No wonder we're so emotional about food, food IS emotion.
After my boyfriend's wife arrived with all their possessions, and their house went from empty possibility to being the physical expression of their lives, I knew I couldn't continue living there.  Although I did anyway, because in spite of everything I've learned about listening to my intuition in this past year, it was easy to stay there and feel taken care of.  
At least for a while.  
Until it wasn't.
And then, just as I had arrived there, all of a sudden because it was the only place I knew how to run to at the time, I was leaving.
Grabbing my stuff and getting the hell out, because apparently when I decide to do something, I have to do it immediately.
It was impossible to maintain the  illusion of that place being home.
I found a new place in a week, a place of my own (even though I have a roommate and I swore I was going to live o my own).
There's a lot of decorating to do and it's a ton of work, and three weeks into it I'm still not moved in yet, but last night I cooked a meal there,  and slept in the bed that is next to my bed because my bed isn't ready yet, and it felt, for the first time like I might be home.
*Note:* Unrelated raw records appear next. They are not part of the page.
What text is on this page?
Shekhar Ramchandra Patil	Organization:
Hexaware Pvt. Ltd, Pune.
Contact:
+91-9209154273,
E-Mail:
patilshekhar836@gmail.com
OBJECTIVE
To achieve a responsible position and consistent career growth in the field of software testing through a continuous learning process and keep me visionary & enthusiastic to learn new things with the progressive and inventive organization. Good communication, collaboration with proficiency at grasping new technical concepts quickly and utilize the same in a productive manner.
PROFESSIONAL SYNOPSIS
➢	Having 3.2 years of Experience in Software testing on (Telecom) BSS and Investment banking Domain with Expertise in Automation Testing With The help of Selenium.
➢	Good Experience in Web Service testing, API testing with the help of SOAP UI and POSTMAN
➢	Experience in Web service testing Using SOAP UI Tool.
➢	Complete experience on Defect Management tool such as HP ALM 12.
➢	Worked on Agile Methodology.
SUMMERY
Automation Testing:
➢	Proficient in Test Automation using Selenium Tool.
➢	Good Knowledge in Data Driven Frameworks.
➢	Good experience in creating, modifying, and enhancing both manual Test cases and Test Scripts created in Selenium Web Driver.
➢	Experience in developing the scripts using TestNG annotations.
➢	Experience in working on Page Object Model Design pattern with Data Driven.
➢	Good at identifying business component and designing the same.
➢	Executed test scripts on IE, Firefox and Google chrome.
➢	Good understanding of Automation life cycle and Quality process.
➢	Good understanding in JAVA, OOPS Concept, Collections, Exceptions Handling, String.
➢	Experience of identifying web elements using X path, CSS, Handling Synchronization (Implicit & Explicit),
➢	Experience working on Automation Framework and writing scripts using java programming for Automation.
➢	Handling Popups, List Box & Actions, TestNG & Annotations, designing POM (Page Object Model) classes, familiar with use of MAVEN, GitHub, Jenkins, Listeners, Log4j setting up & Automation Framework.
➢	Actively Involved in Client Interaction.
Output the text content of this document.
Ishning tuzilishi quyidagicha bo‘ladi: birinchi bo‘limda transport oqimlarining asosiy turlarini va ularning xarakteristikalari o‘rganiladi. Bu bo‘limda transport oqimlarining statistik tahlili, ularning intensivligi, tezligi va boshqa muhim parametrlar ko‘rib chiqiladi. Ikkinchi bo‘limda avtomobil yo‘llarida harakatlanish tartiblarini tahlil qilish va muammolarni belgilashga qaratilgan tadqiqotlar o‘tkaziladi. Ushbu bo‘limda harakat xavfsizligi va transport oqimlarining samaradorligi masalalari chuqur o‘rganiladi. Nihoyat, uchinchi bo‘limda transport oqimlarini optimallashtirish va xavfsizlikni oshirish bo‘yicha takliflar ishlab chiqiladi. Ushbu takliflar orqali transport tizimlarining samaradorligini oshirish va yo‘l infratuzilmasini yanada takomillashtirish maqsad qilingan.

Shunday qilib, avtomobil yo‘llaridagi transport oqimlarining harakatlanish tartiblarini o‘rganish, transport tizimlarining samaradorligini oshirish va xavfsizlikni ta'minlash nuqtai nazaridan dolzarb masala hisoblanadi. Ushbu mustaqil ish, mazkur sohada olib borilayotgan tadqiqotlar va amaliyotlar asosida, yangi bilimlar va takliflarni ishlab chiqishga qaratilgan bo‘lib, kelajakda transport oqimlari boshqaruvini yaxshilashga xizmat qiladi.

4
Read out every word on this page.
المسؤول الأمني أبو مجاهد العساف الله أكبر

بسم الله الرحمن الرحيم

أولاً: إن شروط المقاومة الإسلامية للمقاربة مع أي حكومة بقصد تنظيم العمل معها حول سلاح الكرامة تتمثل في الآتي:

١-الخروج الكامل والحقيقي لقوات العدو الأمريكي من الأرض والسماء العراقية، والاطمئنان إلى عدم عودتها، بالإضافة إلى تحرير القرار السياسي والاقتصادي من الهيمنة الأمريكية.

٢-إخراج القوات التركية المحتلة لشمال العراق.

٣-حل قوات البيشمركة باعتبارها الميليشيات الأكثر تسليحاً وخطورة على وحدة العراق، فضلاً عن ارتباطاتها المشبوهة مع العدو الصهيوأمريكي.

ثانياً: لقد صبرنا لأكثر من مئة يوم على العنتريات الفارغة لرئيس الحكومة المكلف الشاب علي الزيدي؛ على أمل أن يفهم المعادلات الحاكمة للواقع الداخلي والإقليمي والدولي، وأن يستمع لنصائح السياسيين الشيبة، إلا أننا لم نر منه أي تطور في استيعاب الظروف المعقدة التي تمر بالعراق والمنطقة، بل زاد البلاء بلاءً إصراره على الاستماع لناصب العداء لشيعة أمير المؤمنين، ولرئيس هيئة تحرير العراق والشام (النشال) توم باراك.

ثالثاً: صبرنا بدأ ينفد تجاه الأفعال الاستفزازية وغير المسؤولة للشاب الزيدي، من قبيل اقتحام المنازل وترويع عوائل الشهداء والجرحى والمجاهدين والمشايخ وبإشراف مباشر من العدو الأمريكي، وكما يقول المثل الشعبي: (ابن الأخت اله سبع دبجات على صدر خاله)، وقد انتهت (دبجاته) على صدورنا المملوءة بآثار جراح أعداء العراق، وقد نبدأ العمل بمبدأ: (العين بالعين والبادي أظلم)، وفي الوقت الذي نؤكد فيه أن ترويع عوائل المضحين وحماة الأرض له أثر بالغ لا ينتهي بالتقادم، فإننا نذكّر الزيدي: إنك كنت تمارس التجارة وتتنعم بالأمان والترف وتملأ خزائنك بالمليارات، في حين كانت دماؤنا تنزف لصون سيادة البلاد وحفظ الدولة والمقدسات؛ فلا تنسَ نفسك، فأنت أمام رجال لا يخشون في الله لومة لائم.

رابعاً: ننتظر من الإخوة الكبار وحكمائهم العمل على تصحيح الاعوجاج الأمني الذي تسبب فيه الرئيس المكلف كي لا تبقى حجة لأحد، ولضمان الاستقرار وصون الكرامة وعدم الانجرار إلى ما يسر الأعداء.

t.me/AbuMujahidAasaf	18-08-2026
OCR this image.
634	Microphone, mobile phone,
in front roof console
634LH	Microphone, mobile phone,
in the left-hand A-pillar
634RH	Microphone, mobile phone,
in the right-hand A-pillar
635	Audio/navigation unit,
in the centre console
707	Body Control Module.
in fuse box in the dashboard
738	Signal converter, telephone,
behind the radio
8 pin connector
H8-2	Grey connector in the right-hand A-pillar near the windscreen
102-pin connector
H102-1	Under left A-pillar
The last few days have been hard.  
Really hard.
I have been exhausted for quite a while and I hadn't realized just how much I need my own space to go to recharge.
But last night was better.
Last night I went to the grocery store (Lam's Seafood Market, it's my favorite one in all of seattle and I'm so glad I live near it again) and bought groceries for the first time in three weeks.  
Then I went home.  
Something about walking in with groceries and all of a sudden I felt like I actually lived there.
I had a friend coming over, and I had groceries, and I had a kitchen and I had a home again.
Apparently that's what home means to me.
Home is the place where I can walk in and cook without having to ask permission.